December 26, 2014
Eavesdropping Spud

Santa isn’t real.
Period.
He is some mythical figure, whose creation is based on a Christian man who lived in the 4th century by the name of Saint Nicholas. Santa is none other than a make-believe character who has a reputation of giving endless gifts to children who are deemed “good”, and none given to those who are deemed “bad”. And as a very practical parent, I do not want to encourage my kids to believe that Santa exists so they could have truckloads of presents every year at the expense of *drumroll* their parents!
Excuse my French, but for fucks’ sake, how is it that Santa gets the credit when Santa was not the one who had to spend money to buy those present at Christmas?! While we join in the joy of gifting during Christmas even though we are not Christians, I find that there is no need to consider encouraging our child to belief in Santa as it is not part of our tradition. Besides, wouldn’t telling the kids that Santa exists constitutes to a lie? There is NO Santa, so why can’t we just tell it like it is?
So, when Spud asked me if Santa was going to leave her some presents, I had no qualms telling her, G.E.N.T.L.Y, that Santa is not real. She looked disappointed, a little angry even and then tried to convince me otherwise. She then proceeded to tell me a little story about Santa, telling me that Santa is real and that he’ll be leaving her presents. There was no arguing with her on that matter, and after several “Yes, he does!” (her) and “No, he doesn’t!” (me) of whether he exists, I decided that I should hear her out and just let her natter. She seemed happy to be able to talk about Santa and presents, and without me expecting it, Spud then rattled off with:
“Papa said Santa will come through the balcony because we don’t have a chimney. Mama, why doesn’t he use the door?”

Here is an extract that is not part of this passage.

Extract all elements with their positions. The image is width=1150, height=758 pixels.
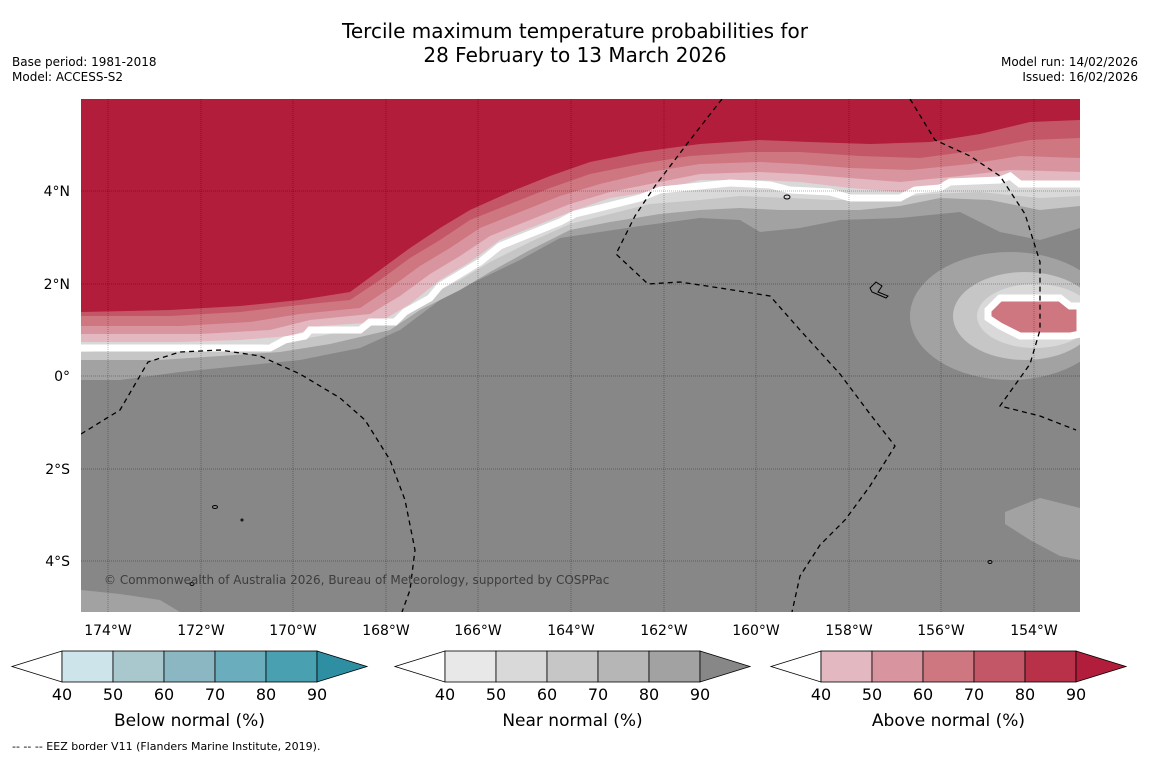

Ahhh! This little imp has been having some private conversation with her Papa about Santa, I take it. No wonder she now thinks that Santa is real! That aside, I thought she raised a very valid and logical question; even I had to think hard to come up with a spontaneous answer.
My answer was lame – I told her that was probably because the door was locked from the inside. And then it dawned on me that my reply did not sound right either! I just made it sound like a burglary and that I may have inevitably told her that it is OK to climb up the balcony whenever the door is locked and that would be normal! I then gave several other incoherent replies before I burst out laughing at the practicality of her question. In between my guffaws, I then told her that it IS strange that he doesn’t use the door and perhaps, it’s because…well, Santa doesn’t really exists. It is just some men with big belly with pretend Santa costumes.
She seemed to accept the “pretend Santa costume” logic better and let the topic rest for the evening. The next morning though, she complained to her Papa about me telling her that Santa doesn’t exist, which then followed by a rather annoyed , “Why did you have to tell her that Santa doesn’t exist” question from Silver Bullet.
Well, uhmmm, you KNOW because he just isn’t real and he DOES NOT EXIST!
Why did I have to tell the truth? Because I do not want to make false promises that Santa will always and forever be giving her presents.Because I don’t see the need for her to believe in Santa who, in her fragile little mind, thinks that Santa has unlimited gifting resources and that she’ll get whatever she wants. And most importantly, it is because I share the sentiments that kids who belief in Santa are less likely to understand the sacrifices their parents have made or appreciate what they have been given such that they take things for granted.
In that sense, why should Santa take all those credits? And why should I be lying about his existence?
When Spud saw the myriad of presents on Christmas day, she got all excited. She was convinced that Santa had come and dropped off all their presents when they were sleeping; to which I told her as a matter of factly that, well, no darling’, we and your grandparents were the ones who had bought them for both you and your little brother. Santa did jack-all. She gave me a pout, disappointed that it wasn’t Santa but was quickly distracted by the fact that she could open up all her presents.
There’s no Santa, and the kids got their presents. In no way do I feel that we had robbed them the joy of gifting or that I have been malicious by telling them the truth. Gifting is fun, it should be meaningful and that is all that matters. I bet you that We’ll probably have this conversation again same time next year.